Beaucoup de gens l'avaient critiqué d'avoir franchi ce pas, roshi Kosen
compris, qui l'avait averti que toutes ses études se rapportant à des thèmes
occidentaux ne 48 lui serviraient à rien. Mais Shaku Soen ne prêtait pas
attention aux critiques des gens et faisait son propre chemin. Ce fut dans
l'ensemble une personnalité remarquable, remplie d'élans non conventionnels.
C'est lui qui
accomplit les rites funéraires de roshi Kosen. Au printemps 1892, il était
nommé nouvel abbé et je commençai à le fréquenter en sanzen.
Il me donna Mu[199]
comme nouveau koan, voyant que je ne m'en sortais pas avec le « claquement
d'une seule main » ; il pensait que je pourrais obtenir mon kensho[200]

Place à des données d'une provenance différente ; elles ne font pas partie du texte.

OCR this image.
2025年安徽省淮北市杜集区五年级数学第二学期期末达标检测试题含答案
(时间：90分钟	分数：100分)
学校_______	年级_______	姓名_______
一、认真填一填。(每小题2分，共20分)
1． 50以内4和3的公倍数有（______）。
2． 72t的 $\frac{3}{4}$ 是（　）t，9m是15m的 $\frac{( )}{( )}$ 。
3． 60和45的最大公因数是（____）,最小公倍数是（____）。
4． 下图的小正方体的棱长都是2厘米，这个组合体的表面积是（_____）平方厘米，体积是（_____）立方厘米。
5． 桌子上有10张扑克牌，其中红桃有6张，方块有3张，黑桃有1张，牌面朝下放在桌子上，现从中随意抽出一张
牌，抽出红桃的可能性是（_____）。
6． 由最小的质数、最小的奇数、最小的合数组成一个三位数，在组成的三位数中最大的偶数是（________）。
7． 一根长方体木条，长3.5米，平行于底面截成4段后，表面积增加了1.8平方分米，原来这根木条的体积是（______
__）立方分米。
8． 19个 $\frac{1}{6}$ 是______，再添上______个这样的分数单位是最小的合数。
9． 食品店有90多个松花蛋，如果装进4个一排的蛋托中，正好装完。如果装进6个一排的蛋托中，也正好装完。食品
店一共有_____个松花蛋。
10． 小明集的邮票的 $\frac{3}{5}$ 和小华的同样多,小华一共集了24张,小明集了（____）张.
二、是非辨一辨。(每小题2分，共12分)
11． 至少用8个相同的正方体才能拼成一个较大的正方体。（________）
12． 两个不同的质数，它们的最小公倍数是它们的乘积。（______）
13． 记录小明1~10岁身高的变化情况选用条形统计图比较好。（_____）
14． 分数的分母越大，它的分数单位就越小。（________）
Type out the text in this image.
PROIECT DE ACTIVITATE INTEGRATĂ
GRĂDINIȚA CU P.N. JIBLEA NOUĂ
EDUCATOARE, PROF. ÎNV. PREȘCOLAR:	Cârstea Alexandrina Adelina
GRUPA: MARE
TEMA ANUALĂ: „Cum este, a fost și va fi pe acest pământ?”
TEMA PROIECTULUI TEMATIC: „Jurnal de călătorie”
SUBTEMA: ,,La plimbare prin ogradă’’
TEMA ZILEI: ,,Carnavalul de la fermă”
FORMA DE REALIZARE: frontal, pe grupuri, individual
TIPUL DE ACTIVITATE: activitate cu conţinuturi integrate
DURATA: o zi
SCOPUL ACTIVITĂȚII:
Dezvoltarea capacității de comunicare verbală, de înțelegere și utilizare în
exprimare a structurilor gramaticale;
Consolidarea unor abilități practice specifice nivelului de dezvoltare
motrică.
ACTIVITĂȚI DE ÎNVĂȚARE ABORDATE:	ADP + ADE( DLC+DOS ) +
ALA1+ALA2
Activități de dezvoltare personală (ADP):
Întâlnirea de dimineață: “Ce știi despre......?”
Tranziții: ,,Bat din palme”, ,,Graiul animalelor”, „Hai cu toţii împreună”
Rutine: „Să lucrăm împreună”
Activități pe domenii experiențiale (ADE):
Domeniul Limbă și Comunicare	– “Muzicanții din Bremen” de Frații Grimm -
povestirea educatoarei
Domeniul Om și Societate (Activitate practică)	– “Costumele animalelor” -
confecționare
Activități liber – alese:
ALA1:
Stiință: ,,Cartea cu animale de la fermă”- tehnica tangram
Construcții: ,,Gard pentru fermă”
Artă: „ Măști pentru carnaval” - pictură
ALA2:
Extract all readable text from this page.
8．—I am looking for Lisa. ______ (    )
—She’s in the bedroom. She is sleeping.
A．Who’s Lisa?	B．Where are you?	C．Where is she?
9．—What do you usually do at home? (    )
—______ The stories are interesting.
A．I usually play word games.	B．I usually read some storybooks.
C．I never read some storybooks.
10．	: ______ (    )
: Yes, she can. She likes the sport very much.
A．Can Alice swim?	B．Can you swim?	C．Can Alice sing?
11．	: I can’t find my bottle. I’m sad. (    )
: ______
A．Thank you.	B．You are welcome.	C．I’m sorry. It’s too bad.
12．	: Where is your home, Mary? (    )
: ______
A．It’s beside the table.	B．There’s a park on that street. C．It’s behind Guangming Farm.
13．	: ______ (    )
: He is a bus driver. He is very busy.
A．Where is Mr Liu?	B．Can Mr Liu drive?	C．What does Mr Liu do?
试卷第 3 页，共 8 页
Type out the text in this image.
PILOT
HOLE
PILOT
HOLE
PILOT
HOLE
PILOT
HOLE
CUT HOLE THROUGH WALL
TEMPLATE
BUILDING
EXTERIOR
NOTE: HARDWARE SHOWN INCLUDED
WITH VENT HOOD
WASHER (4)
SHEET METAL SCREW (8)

plus vite et plus tôt avec Mu. Il ne m'apporta aucune aide pour la résolution
de ce koan et, après quelques séances de sanzen avec lui, je dus reconnaître
que je n'avais plus rien à dire.
Suivirent quatre
années d'âpre lutte, de combat mental, physique, moral, intellectuel. Je
sentais qu'il était certainement assez facile de comprendre Mu dans son
principe intellectuel, mais comment soutenir une relation vécue, sur le terrain
de l'expérience, avec une chose aussi simple ? L'explication devait se trouver
dans un livre. Je lus donc tous les livres zen sur lesquels je pouvais mettre
la main. Dans le temple de Butsunichi où je vivais alors, il y avait un
sanctuaire consacré à Hojo Tokimune[201],
et l'on conservait dans une pièce de ce sanctuaire tous les livres et documents
appartenant au temple. Je passai tout l'été à lire tous les livres que je
trouvais. Bien que ma connaissance du chinois fût encore embryonnaire et que
cela m'interdisait l'accès au sens de bon nombre de textes, je faisais de mon
mieux pour recenser tout ce qui se rapportait à Mu, intellectuellement.
Un livre
m'intéressait tout particulièrement. C'était le Zenkan Sakushin (Coups de
fouets pour vous aider à franchir les barrières zen), compilé par un maître
chinois de la dynastie Ming répondant au nom de Shenko. C'était un recueil
d'écrits sur la discipline zen et sur les conseils donnés par différents
maîtres zen sur la manière de s'y prendre avec le koan.
Il me parut évident
de suivre un des conseils de ce livre : « Lorsque tu as assez de foi, ton doute
est assez grand. Quand ton doute est assez grand, tu as 50 suffisamment de
satori. Toute la connaissance, l'expérience, les sentences merveilleuses, les
sentiments de fierté que tu as accumulés avant ton étude du zen, tout cela tu
dois le jeter par-dessus bord. Mets toute ton énergie dans la résolution du
koan. Tiens-toi assis, dos droit, sans te soucier de savoir s'il fait jour ou
nuit, le mental uni-pointé sur le koan. Lorsque tu auras pratiqué cela pendant
quelque temps, tu sentiras que tu sors du cadre espace-temps, comme un homme
mort. Arrivé à cet état, quelque chose commence à monter en toi et c'est comme
si ton crâne allait voler en éclats. L'expérience soudaine que tu fais alors ne
vient pas de l'extérieur, elle jaillit du fond intime de ton être. »
Ainsi engagé sur la
voie de l'effort moral, je pris l'habitude de passer plusieurs nuits dans une
grotte située à l'arrière du temple de Shariden[202],
où une dent du Bouddha est conservée comme relique. Mais il y avait encore en
moi une fêlure dans la volonté, de sorte que je me laissais souvent aller à
quitter la posture assise dos droit et que je cherchais de bons prétextes pour
partir, comme la présence importune des moustiques.
J'étais très pris
pendant ces quatre ans par différents écrits, notamment par la traduction en
japonais de L’Évangile du Bouddha du Dr Carus, mais le koan continuait tout le
temps à me travailler dans les couches profondes de mon esprit. C'était, sans
aucun doute, mon « souci » dominant, et je me revois assis dans un champ,
adossé à une meule de riz, me disant que si je n'arrivais pas à comprendre Mu,
la vie n'avait plus de sens pour moi. Nishita Kitaro[203]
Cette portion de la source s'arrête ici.